Ground Zero for the Planet’s Vanishing Voices

British Columbia is one of the most tragic examples of language extinction because it is home to such a rich, and rare, cluster of languages.

First of all, there is the sheer number of languages in a local First Nations community of only around 200,000 people. Across Canada, from east to west, north to south, there are a total of 53 native languages. Sixty percent of these are found in just one province: B.C.

Add to this unique ecosystem the fact that the 32 surviving local languages represent seven distinct families (as well as two so-called ‘isolates’, Haida and Kootenay). There are only 10 distinct language families in all of Canada. If you consider that English, Russian and Hindi all come from the same language family, you get an idea of how much language diversity in British Columbia will be lost when those languages go.

Which they will, if we do nothing.

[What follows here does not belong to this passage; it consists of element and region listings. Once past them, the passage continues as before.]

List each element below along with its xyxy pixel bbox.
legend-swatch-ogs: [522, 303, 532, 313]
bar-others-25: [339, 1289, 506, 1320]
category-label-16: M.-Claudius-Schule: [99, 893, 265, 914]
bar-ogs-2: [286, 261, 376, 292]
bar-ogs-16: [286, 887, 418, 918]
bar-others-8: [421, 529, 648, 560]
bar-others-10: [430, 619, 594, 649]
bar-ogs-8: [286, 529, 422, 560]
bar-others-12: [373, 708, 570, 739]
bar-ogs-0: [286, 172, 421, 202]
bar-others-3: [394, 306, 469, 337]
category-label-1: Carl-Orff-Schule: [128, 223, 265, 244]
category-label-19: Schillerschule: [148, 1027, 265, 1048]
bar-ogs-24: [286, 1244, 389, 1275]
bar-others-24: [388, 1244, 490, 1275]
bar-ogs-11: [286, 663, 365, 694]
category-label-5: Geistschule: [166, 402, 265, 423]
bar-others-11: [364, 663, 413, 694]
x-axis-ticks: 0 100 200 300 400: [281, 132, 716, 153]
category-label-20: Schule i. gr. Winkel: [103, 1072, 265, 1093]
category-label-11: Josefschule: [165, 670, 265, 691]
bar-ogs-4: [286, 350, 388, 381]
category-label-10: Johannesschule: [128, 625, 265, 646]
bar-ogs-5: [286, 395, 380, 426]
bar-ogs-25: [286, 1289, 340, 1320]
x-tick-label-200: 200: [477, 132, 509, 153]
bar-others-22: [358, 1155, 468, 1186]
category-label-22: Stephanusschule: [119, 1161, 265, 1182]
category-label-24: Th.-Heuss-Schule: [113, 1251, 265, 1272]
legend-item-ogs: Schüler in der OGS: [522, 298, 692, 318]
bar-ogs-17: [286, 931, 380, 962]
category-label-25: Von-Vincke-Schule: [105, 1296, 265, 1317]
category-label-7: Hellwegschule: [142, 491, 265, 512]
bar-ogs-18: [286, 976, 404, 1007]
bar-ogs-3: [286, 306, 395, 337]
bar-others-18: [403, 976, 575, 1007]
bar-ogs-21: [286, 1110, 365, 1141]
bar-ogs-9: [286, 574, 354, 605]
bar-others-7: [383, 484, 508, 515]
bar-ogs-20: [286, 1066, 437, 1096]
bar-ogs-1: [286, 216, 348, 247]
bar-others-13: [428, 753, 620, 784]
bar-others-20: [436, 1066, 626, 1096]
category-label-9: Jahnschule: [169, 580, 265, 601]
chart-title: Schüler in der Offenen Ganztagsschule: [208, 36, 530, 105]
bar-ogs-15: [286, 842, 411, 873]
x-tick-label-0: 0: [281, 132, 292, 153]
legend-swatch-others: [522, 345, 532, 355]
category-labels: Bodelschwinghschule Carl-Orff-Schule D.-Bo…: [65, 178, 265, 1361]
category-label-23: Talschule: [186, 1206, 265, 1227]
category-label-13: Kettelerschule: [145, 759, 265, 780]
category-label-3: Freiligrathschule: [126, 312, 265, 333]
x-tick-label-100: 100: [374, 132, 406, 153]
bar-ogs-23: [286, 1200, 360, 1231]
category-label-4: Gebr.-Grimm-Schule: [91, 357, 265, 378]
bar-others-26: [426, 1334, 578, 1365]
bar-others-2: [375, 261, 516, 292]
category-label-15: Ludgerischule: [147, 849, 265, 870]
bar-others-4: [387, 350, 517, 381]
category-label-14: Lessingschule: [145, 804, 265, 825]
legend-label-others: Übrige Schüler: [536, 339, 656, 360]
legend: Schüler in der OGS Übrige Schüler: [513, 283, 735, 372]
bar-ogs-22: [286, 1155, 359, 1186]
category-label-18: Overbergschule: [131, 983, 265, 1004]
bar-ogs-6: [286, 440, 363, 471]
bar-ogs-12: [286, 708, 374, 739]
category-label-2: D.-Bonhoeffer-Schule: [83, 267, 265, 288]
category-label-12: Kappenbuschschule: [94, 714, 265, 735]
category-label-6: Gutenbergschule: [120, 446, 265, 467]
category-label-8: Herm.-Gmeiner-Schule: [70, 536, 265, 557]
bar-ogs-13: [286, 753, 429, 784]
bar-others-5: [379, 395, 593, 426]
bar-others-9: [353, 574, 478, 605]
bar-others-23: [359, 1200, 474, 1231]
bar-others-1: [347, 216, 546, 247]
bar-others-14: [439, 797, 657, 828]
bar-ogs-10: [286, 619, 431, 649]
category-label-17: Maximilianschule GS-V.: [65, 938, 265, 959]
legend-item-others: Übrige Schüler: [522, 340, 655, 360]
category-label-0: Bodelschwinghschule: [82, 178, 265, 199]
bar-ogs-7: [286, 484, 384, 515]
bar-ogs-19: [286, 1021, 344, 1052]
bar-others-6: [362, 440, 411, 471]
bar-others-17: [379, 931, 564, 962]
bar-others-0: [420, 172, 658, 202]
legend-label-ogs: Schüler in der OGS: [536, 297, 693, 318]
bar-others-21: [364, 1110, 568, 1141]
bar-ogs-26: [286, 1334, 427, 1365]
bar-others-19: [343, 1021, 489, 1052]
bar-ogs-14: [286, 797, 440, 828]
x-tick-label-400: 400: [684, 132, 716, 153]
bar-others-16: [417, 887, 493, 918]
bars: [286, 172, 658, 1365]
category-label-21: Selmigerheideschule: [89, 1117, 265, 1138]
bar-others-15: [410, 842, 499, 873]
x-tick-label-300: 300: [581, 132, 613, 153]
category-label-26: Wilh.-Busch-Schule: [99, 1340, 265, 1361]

Lacking a concerted effort to save them, when the last speakers of these languages die, so will their languages.

(And lest you think that this is only a Canadian problem, of the 175 languages that were still alive in the United States in 1997, 55 may have already died.)

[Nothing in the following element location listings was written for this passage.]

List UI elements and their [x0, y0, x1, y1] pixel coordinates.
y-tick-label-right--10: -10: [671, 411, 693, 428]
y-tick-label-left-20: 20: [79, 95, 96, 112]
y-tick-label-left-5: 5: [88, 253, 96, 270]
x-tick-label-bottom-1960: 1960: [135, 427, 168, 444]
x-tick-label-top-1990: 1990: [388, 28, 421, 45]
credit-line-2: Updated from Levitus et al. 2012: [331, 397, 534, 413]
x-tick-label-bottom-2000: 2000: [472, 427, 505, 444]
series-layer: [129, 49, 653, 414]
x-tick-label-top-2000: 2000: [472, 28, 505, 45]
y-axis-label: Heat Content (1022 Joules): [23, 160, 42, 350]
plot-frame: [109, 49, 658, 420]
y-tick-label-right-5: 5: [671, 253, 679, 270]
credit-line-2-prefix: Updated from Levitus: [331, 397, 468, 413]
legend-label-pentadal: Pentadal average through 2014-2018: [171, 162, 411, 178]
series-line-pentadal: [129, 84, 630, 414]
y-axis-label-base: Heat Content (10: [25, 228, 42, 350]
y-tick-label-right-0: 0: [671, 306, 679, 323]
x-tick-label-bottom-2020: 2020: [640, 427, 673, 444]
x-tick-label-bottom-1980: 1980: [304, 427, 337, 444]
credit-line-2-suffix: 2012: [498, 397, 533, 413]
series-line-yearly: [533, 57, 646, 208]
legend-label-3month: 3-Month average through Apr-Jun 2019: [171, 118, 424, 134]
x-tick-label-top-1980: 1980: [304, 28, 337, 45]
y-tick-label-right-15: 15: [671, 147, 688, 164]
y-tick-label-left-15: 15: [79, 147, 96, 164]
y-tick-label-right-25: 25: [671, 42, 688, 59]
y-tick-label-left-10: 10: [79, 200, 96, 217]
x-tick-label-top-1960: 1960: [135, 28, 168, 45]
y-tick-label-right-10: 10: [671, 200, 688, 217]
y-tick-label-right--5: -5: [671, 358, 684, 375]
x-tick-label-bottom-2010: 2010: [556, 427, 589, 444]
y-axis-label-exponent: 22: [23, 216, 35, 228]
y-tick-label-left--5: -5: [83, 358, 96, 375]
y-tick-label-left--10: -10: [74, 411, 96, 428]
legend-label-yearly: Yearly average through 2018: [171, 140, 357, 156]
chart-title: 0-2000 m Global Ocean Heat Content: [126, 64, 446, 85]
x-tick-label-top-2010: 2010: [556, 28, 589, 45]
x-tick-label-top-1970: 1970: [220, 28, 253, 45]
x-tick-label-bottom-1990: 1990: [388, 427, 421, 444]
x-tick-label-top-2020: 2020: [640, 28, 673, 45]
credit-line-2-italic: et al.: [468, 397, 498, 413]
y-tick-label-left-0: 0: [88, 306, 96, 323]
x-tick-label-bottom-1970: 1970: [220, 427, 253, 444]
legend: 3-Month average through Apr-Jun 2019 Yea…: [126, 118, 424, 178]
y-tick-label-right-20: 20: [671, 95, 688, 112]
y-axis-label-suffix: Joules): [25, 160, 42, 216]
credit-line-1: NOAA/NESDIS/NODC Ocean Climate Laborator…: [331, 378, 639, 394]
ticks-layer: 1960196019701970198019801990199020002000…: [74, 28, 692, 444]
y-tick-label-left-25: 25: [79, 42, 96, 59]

Lose One and You Lose The Other

While we may fight to preserve rich pockets of biodiversity, such as the Amazon rainforest and the Galapagos, we have one of the world’s richest seams of linguistic diversity in our own backyard. If we let those languages go, they’ll be gone forever.

Ironically, new studies suggest that language loss has a negative impact on biodiversity preservation. That’s just one of the reasons why language death should matter to us. Click here to read more reasons why you should care.

 

One thought on “My Province is a Language Hotspot?

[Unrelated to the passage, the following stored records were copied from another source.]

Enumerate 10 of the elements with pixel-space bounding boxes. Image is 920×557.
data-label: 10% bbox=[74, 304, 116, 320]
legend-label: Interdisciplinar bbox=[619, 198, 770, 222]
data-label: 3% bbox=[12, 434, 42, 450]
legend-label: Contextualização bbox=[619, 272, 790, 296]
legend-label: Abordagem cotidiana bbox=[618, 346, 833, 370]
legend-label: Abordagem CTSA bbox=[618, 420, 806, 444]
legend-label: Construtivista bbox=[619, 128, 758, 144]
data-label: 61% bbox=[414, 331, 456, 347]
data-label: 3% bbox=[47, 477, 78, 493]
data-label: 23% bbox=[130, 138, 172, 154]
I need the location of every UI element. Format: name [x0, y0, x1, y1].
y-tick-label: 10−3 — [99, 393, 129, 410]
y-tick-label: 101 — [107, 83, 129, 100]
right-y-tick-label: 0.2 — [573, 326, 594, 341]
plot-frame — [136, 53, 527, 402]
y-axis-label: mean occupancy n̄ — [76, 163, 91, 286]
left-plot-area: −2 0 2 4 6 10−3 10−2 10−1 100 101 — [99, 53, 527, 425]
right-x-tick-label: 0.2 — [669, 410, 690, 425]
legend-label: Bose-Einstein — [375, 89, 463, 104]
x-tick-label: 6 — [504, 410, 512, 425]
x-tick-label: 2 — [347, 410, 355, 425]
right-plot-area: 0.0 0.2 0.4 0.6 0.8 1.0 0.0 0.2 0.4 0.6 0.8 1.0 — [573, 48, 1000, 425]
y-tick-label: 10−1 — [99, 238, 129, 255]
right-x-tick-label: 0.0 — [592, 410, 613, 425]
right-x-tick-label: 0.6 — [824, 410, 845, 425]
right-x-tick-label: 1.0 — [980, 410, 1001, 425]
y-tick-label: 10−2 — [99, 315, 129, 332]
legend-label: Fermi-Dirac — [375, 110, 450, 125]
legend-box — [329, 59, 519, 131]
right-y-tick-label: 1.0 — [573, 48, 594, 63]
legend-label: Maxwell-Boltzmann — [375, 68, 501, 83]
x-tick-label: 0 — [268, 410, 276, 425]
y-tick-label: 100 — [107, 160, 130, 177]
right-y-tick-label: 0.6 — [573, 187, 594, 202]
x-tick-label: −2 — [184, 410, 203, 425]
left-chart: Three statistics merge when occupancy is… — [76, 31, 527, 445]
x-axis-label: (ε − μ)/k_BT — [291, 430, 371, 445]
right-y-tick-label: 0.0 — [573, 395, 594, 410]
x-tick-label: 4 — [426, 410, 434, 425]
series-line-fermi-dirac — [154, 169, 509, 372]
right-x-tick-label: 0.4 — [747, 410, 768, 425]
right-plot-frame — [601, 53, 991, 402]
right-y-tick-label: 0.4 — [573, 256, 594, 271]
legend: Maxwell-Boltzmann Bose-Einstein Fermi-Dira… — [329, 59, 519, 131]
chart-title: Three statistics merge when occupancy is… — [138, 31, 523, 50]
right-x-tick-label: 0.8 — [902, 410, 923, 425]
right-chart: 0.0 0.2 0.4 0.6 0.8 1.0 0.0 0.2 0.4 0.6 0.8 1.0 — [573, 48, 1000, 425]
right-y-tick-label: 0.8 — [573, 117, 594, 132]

  1. It is good to celebrate International Mother-Tongue day. But in Canada mother-tongues, other than English and French, are being neglected.
    All over English Canada, French is taught as a second language generally for 4 years at elementary schools. Most of English Canada has no French speaking people. So what is the use of teaching students French for 4 years if they can’t practice speaking it. They don’t become English-French bilinguals. I think huge amount of money being spent on teaching French only for 4 years at elementary schools is a mostly wastage of resources. If French has to be taught as Canada’s official language it should be taught from grade 1-12, otherwise students should be taught their mother-tongues so that they can communicate with their families and communities?
    I understand it is only possible to offer students’ mother tongues if there are sufficient number of students to form a class. In Surrey,BC, in some elementary schools, up to 90% of students are from Punjabi-speaking families, but they are offered French as a second language, not Punjabi. Only 3 out of 100 elementary schools in Surrey are offering Punjabi classes. You can visit http://www.PunjabiTutor.com/Punjabi to see how widely Punjabi is spoken in Canada.
    By not offering students’ mother tongues at schools means not recognizing multilingualism. In this case Canada is not really a multicultural and multilingual country.